Синдром вертепа. Кризис как перформативный контекст - стр. 15
В самом начале и с чисто фактической стороны движение выглядело так: примерно в середине 50-х годов прошлого века, вскоре после смерти Сталина, в Москве, Ленинграде, их ближних окрестностях, а также, говорят, в некоторых других крупных городах Советского Союза вдруг появились молодые люди, которых отличала своего рода аддикция к американской танцевальной музыке, парадигмальные образцы которой демонстрировал фильм Sun Valley Serenade с оркестром Глена Миллера в главной роли. Эти молодые люди испытывали устойчивое и достаточно сильное желание слушать блюз или буги-вуги, испытывали дискомфорт, когда лишались такой возможности, и были готовы на многое, чтобы обладать беспрепятственным доступом к предмету своей страсти, а это и есть аддикция[20], более того – нечто подобное происходило по всей Европе, советское общество не было исключительным случаем: музыка, привычно сопутствовавшая досугу американских военнослужащих, вдруг приобрела функцию святыни.

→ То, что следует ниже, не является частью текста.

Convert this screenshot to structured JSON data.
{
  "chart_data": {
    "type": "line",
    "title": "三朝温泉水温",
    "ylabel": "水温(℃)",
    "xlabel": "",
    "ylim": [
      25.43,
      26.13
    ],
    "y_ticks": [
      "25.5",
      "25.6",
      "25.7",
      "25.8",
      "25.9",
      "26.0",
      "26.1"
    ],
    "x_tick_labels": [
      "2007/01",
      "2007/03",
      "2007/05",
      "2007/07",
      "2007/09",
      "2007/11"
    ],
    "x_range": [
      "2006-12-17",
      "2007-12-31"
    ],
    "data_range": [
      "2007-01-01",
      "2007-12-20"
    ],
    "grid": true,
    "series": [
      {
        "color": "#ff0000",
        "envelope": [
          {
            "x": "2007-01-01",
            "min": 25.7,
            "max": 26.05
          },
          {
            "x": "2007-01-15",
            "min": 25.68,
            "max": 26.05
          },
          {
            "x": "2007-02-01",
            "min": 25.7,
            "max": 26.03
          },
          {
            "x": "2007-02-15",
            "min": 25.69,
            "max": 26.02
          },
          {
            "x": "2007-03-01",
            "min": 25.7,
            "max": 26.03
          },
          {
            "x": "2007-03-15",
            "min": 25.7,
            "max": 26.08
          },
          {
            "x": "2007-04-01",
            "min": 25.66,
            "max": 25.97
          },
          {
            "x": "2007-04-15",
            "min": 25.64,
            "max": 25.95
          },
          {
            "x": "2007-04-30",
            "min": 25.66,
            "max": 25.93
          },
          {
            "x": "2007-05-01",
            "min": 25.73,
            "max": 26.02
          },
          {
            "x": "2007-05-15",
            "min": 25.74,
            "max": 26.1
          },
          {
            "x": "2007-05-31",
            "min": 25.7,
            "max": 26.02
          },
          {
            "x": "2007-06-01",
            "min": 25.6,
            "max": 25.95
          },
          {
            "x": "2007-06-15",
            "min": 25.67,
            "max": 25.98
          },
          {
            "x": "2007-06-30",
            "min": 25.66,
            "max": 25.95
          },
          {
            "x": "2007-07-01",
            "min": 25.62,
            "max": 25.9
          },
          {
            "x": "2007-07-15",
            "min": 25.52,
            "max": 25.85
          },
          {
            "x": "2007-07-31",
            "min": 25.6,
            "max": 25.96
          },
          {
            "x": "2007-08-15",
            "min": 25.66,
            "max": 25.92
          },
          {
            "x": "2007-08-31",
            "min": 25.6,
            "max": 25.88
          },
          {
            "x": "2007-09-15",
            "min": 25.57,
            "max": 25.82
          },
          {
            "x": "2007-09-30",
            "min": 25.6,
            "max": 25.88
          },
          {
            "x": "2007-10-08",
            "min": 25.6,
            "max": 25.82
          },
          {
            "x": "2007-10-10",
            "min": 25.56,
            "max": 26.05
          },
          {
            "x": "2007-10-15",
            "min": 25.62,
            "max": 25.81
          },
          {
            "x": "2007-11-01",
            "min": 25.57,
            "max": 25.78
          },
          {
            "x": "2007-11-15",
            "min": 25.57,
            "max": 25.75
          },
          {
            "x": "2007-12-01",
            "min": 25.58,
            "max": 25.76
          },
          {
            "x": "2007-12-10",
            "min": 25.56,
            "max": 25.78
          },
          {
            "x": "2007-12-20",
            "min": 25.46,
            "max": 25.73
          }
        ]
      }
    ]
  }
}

Тут нет никакого преувеличения: символы и практики, которые репрезентируют опыт «священного» в повседневной жизни, являются прежде всего результатом достаточно сильного и весьма специфического («нуминозного») аффекта, общего какому-то множеству индивидов и как бы превращающего их в единого действующего субъекта (communio в богословии раннего христианства, duende в дискурсе корриды и cante flamenco, условие sine qua non импровизации в искусстве и жизни). Как принято считать[21], аффекты подобного рода, с которыми сегодня нетрудно столкнуться на футбольных матчах или рок-концертах, всегда могут быть конвертированы в символ или дискурс, публичная демонстрация которых, осуществляемая в формате какого-то общепринятого ритуала, в свою очередь, обеспечивает воспроизводство исходного трансперсонального аффекта, а вместе с ним и коллективной идентичности, которую этот аффект порождает (лат. religio, собственно, и означает состояние захваченности таким аффектом). Не случайно «там у них», в Западной Европе или США, именно рок-группы и их лидеры стали инициаторами всякого рода неортодоксальных религиозных движений, как восточных, так и автохтонных[22], тогда как «тут у нас» экстатические практики, связанные с новыми формами досуга и задним числом увековеченные идиомой «секс, наркотики, рок-н-ролл», стали рассматриваться как вполне реальная альтернатива «предметам веры», отсылающим к «светлому будущему» коммунизма. При желании, разумеется, такие практики вполне можно рассматривать как форму массовой психопатии, в лучшем случае – как синдром, обусловленный кризисом социальной рутины, однако до относительно недавнего времени психопатический опыт повсеместно рассматривался как частная форма религиозного, сегодня их также нередко рассматривают как альтернативные формы социализации первичного нуминозного аффекта, патологическую и успешную, не случайно тема исцеления занимает одно из центральных мест в нарративах самых разных религий.